Employers have agreed to contribute £37.4m to the scheme in wages and employment costs for 4,000 new apprentices, while the Government has pledged £27.8m through its Skills Funding Agency.
Councils across the Sheffield City Region (SCR) have agreed to make up the extra £12m from existing budgets under a so-called City Deal which will see Whitehall cash devolved for the scheme.
As well as Shefffield, the city region includes Doncaster, Rotherham and Barnsley as well as Bassetlaw in north Nottinghamshire and North East Derbyshire, Chesterfield, Bolsover and the Derbyshire Dales.
The so-called “skills programme” will be led by Sheffield Council on behalf of the other authorities, but it requires the approval of the city’s Labour-led cabinet which next meets on Thursday.
In a report to cabinet members, Eve Waite, the council’s head of employment and skills, said: “In spite of the recession, the council remains commitited to reducing youth unemployment.
“The city deal for skills will, over a three-year period, address the emerging skills gaps and shortages that SCR employers have identified as a result of an ageing workforce.
“It will also address skills deficits in new recruits and the demands for better skilled employees associated with new techniques and technologies.”
Ms Waite said the programme will focus mainly on apprenticeships, with Sheffield companies alone recruiting almost 1,600 new apprentices, but added some cash would also be spent on “upskilling”.

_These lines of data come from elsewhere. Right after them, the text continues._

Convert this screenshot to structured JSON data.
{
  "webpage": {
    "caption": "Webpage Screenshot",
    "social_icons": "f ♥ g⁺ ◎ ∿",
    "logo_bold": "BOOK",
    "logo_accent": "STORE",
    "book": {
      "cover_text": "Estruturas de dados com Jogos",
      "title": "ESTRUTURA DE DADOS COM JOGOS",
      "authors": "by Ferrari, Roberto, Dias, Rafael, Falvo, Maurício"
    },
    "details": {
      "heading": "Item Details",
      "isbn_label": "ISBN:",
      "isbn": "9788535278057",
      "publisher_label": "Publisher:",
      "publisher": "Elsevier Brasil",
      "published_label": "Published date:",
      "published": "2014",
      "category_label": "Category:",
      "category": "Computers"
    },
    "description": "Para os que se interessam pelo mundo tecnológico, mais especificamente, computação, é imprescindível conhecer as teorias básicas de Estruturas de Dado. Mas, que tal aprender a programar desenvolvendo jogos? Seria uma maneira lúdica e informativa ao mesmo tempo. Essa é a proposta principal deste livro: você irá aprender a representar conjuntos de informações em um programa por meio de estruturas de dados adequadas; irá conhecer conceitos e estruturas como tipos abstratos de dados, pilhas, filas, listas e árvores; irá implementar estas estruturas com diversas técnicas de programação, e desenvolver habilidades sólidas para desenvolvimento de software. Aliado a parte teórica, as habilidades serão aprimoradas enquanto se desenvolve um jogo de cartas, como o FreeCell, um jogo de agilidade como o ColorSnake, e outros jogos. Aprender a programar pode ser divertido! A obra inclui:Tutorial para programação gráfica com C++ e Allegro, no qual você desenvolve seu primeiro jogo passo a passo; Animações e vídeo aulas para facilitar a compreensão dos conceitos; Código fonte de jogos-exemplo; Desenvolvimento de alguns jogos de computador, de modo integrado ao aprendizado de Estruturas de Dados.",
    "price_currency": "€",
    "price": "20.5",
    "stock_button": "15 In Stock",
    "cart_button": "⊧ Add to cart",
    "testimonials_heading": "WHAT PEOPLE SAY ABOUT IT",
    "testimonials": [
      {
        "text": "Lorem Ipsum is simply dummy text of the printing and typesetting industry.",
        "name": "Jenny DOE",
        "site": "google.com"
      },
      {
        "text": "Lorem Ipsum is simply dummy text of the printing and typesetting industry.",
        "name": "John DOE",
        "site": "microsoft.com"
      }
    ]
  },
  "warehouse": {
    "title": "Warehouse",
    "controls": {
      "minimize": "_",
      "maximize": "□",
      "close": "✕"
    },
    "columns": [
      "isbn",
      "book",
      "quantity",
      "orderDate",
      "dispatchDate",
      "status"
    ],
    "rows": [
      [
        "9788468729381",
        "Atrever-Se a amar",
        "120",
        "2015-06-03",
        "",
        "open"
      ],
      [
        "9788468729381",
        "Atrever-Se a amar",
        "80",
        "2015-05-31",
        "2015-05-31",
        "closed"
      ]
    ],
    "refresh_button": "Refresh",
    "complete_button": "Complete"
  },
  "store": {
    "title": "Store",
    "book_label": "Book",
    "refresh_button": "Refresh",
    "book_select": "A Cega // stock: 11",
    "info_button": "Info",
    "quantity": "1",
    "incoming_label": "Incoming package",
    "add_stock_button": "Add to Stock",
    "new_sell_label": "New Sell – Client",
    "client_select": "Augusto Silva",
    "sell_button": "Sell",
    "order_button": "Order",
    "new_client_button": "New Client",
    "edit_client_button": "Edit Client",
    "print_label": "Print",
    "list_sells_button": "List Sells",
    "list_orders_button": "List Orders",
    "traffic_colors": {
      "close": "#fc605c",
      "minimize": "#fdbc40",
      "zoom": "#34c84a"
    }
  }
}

This means that around 2,000 people who are already of working age will be offered the chance to undergo courses which will give them skills new employers need in IT and advanced manufacturing.
Plans to set up an “apprenticeship and skills hub” have already been drawn up with what is described as a “small but expert management function” to guide employers through recruitment and training.
But the proposal to employ a Skills City Deal Director have already proved controversial, with some criticism of the £66,000-a-year salary offered for the post against a backdrop of cuts.
The director will be employed by the Sheffield Local Enterprise Partnership, which was set up after regional development agency Yorkshire Forward was abolished by the coalition Government.
Interviews for the job, which will initially be offered on an interim nine-month contract are due to take place on Friday, but critics have said the cash could be better spent.
Earlier this month, Sheffield Council leader Julie Dore said the authority was facing an extra £10m in cuts next year, and other authorities in South Yorkshire have also made dire predictions.
But Mrs Dore said Sheffield Council was still committed to tackling youth unemployment under her Standing Up For Sheffield plan, which the city deal is part of.
Speaking as the extra cuts were announced last week, she said: “We are going to be forced to implemement savage cuts, and although we don;t control the local economy we can work with it.
“We see ourselves as an enabling council and in these difficult times, somebody has got to show leadership.”
Last week the Yorkshire Post revealed that a £1bn funding pot was being set aside as part of the Leeds City Region’s City Deal, with a £1bn pot for transport scheme in West Yorkshire and York.
The Sheffield City Region City Deal also includes a £500m fund which councils will be able to access to tackle infrastructure projects which will help with economic aims.